Second, does something need a "history" to be valid?  Is anything new that just came around not real in some sense until it's got some history under its belt?  Furthermore, who decides how much history?  (I know this is a barrage of questions, but just one more...)  If nobody payed attention to anything new (eg an idea) until it had a history, would it end up ever having a history?  I think it would just sort of shrivel up and fade away.

I get the pride and the belonging associated with having a history.  There's magic in calling the elements at Samhain and knowing that hundreds of years ago there were some people doing the same sort of thing.  But that's just it; I feel the magic and the weight of age in the ancient celebrations I take part in, but I don't consider my faith to have a history.

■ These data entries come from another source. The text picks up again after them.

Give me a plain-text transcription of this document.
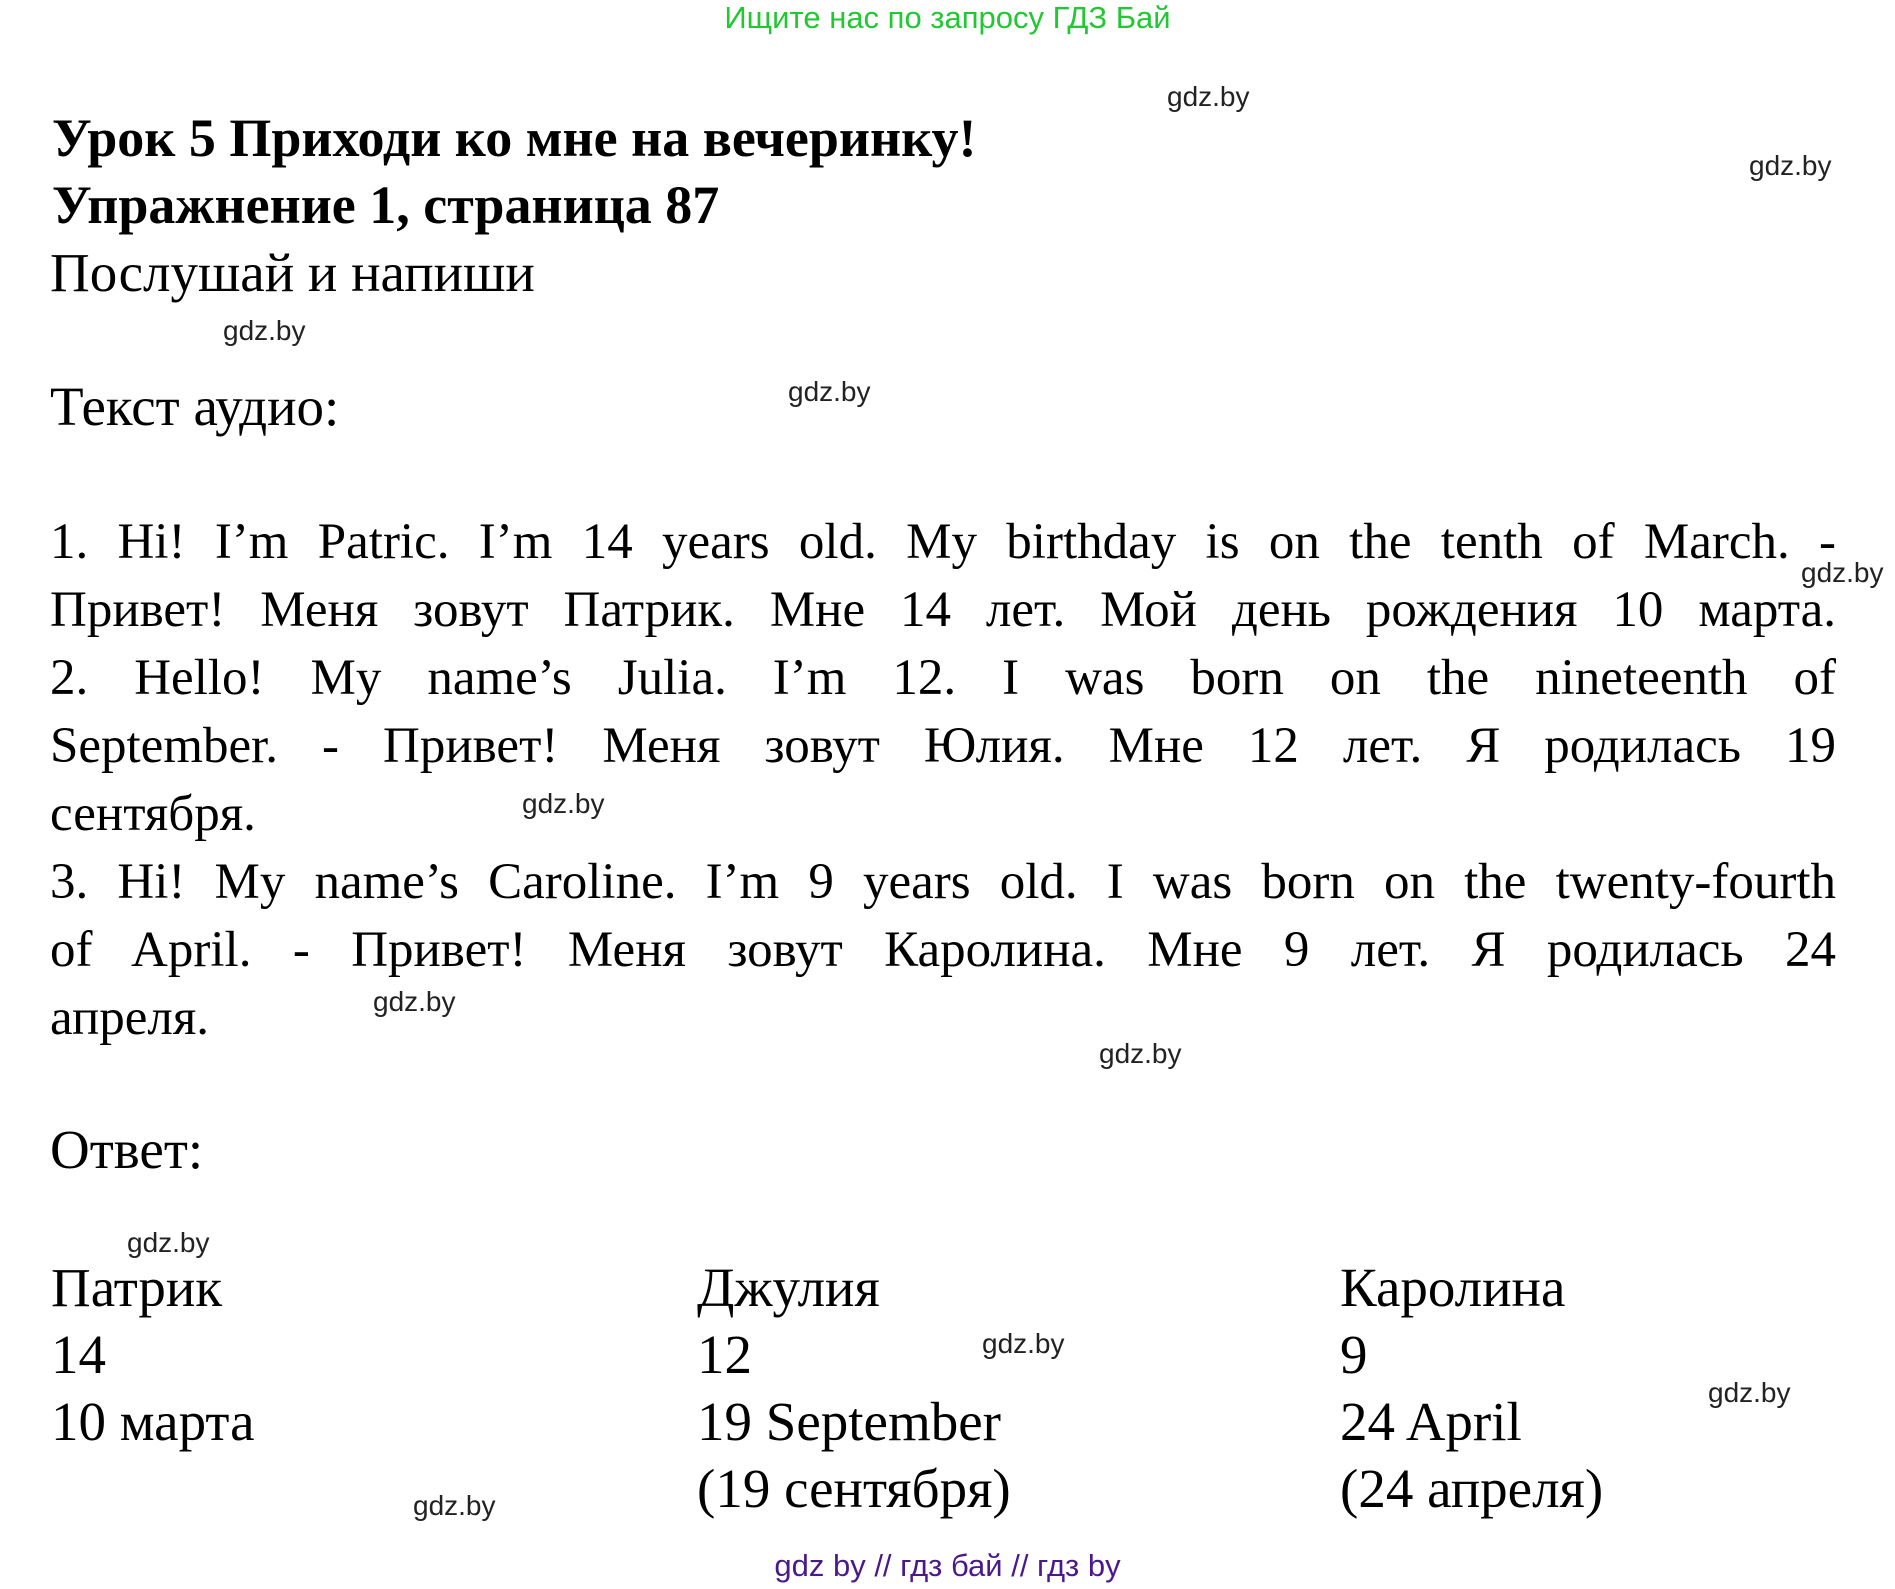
Ищите нас по запросу ГДЗ Бай
Урок 5 Приходи ко мне на вечеринку!
Упражнение 1, страница 87
Послушай и напиши
Текст аудио:
1. Hi! I’m Patric. I’m 14 years old. My birthday is on the tenth of March. -
Привет! Меня зовут Патрик. Мне 14 лет. Мой день рождения 10 марта.
2. Hello! My name’s Julia. I’m 12. I was born on the nineteenth of
September. - Привет! Меня зовут Юлия. Мне 12 лет. Я родилась 19
сентября.
3. Hi! My name’s Caroline. I’m 9 years old. I was born on the twenty-fourth
of April. - Привет! Меня зовут Каролина. Мне 9 лет. Я родилась 24
апреля.
Ответ:
Патрик
14
10 марта
Джулия
12
19 September
(19 сентября)
Каролина
9
24 April
(24 апреля)
gdz.by
gdz.by
gdz.by
gdz.by
gdz.by
gdz.by
gdz.by
gdz.by
gdz.by
gdz.by
gdz.by
gdz.by
gdz by // гдз бай // гдз by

I have thought about what will happen to my ideas when I die.  In all likelihood many of them (ie the original ones) will die with me.  But that's part of the reasoning behind this blog; I can share my ideas and (knowing the internet) they'll be around, somewhere, as long as there are computers, and maybe someone, someday will read them and think "huh, that makes sense to me" and incorporate it into their belief system.  Yeah, I could write a whole religion.  I've thought about it, many times.  But maybe I don't want anyone else to believe exactly what I believe.  I avoid labeling my collection of beliefs as a religion, and instead prefer to call it a faith because the word "faith" has a very personal element to it.  Perhaps it's just the connotation--brought of popular culture and my experiences--and not the annotation of the words that makes me consider religion and faith as different, but even if it is, the connotation is what actually matters in everyday usage.  Hold on a sec, I'll look it up............ yeah, it is sort of the connotation.  Although they do have slightly different definitions (according to Dictionary.com), the difference is mostly in the semantics.

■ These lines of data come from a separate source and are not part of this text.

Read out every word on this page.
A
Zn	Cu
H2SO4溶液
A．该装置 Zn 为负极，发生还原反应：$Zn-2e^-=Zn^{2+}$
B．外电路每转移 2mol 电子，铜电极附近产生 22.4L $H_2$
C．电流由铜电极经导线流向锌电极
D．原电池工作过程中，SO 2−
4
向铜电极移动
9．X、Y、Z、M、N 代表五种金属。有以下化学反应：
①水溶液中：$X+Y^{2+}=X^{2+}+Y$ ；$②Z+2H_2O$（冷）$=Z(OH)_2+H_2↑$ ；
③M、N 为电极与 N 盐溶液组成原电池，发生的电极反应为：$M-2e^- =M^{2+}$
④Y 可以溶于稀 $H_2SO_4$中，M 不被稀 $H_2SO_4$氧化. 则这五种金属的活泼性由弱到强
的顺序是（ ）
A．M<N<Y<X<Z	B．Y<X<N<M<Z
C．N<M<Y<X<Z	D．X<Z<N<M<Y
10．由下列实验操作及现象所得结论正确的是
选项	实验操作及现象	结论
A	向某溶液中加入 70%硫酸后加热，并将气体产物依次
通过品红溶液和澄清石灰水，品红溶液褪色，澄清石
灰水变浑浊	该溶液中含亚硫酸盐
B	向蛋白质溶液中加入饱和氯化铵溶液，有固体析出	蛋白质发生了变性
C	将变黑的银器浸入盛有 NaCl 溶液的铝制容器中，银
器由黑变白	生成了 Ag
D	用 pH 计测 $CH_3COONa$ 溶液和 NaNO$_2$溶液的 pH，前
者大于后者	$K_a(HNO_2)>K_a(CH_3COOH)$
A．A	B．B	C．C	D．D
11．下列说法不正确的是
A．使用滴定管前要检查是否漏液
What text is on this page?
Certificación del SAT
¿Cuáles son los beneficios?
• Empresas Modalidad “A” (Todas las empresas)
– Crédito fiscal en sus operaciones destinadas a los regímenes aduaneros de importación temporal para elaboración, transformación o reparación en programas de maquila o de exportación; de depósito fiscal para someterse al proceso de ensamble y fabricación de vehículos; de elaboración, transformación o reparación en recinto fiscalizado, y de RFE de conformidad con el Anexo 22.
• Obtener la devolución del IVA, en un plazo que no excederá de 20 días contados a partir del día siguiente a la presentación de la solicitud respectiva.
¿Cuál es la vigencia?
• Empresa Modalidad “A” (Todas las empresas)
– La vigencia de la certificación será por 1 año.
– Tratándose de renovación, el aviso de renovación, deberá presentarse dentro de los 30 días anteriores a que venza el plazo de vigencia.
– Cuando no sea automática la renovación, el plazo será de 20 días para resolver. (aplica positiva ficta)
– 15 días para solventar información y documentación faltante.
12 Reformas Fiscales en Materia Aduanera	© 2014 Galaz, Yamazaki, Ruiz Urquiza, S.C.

The previous paragraph was [for the first two sentences] about the shelf-life of my ideas.  Because faith is personal to me and shouldn't be a copy/paste of another faith, my personal faith in all its [nonexistent] solemn glory is not something I want sticking around.  So history won't be an issue for me.

Various Pagan traditions (like Roman polytheism and ancient Celtic Druidism) were religions (in my sense of the word); there was a dogma and an established hierarchy of priests and such, and so they have a history as a religion.

I feel like this was a confusing post.  I apologize; I guess I have trouble articulating my ideas on history.  My main idea: my history is actually an amalgamation of the histories of the ideas from which I have drawn insight, and as a history is only about as long as I am old.  I don't claim to be a historical Druid or Roman polytheist or anything, so I can't claim all of their history.  I am just me.